# Crabbing ?



## CajunCat (Apr 19, 2011)

New to the area ... would like to know where to go crabbing and when ?


----------



## Fishin_The_Flats (Apr 14, 2011)

Hey man. I asked the same question last week because I'll be heading to my sister and brother-in-laws place on Escambia bay this weekend and wanted to see what we could do. I know it's not the BEST time of year which is usually in the late summer but, I'll let you know if I hear anything before I go or look for a private message this weekend if we find any good spots. We'll proabably go try Saturday and Sunday. You plan on catching by hand or with traps? We always did it by hand when we would go to Hackberry, LA to my uncles camp.

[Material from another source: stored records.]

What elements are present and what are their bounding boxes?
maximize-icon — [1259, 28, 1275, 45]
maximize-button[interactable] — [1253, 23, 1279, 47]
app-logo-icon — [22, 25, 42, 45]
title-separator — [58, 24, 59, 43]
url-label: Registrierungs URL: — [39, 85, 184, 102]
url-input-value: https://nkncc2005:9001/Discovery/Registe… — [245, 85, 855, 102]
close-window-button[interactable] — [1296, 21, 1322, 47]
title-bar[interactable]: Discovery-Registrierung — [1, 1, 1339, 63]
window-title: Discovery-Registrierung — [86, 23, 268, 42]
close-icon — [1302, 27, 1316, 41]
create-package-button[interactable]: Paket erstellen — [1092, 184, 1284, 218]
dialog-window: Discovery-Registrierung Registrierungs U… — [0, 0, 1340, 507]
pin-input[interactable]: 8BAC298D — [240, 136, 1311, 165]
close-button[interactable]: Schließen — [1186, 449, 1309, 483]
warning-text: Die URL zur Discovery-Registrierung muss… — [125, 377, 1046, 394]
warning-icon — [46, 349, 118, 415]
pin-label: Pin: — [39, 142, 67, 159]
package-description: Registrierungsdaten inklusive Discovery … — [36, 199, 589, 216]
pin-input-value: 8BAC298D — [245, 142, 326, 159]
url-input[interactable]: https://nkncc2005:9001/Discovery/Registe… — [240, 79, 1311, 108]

On a side note, where does your Cajun name come from? I'm a Fontenot from Eunice, LA.


----------



## TURTLE (May 22, 2008)

*I got small ones coming up to the dock now and they seem to be a bit bigger ones every week. Usualy like the other guy said it's warm water they are plentiful in. In the summer we get a few dozen easy in 2 overnight traps.*


----------



## CajunCat (Apr 19, 2011)

Fishin_The_Flats said:


> On a side note, where does your Cajun name come from? I'm a Fontenot from Eunice, LA.


 
Born in New Orleans, moved to St Bernard when i was 7, left home at 17,lived in Baton Rouge for 15 years, 8 years in Houma, then back to New Orleans Westbank for another 2 years before moving here to Pensacola year n half ago


----------



## CajunCat (Apr 19, 2011)

I usually use a hand line or baited net trap


----------



## FL CAJUN (Sep 28, 2007)

*Chalmette*

Hey, we need to get together have a beer....I lived in Arabi and still have my parents house in Arabi.....fished alot in Houma....
Have a good one.....
Clem:thumbup:


----------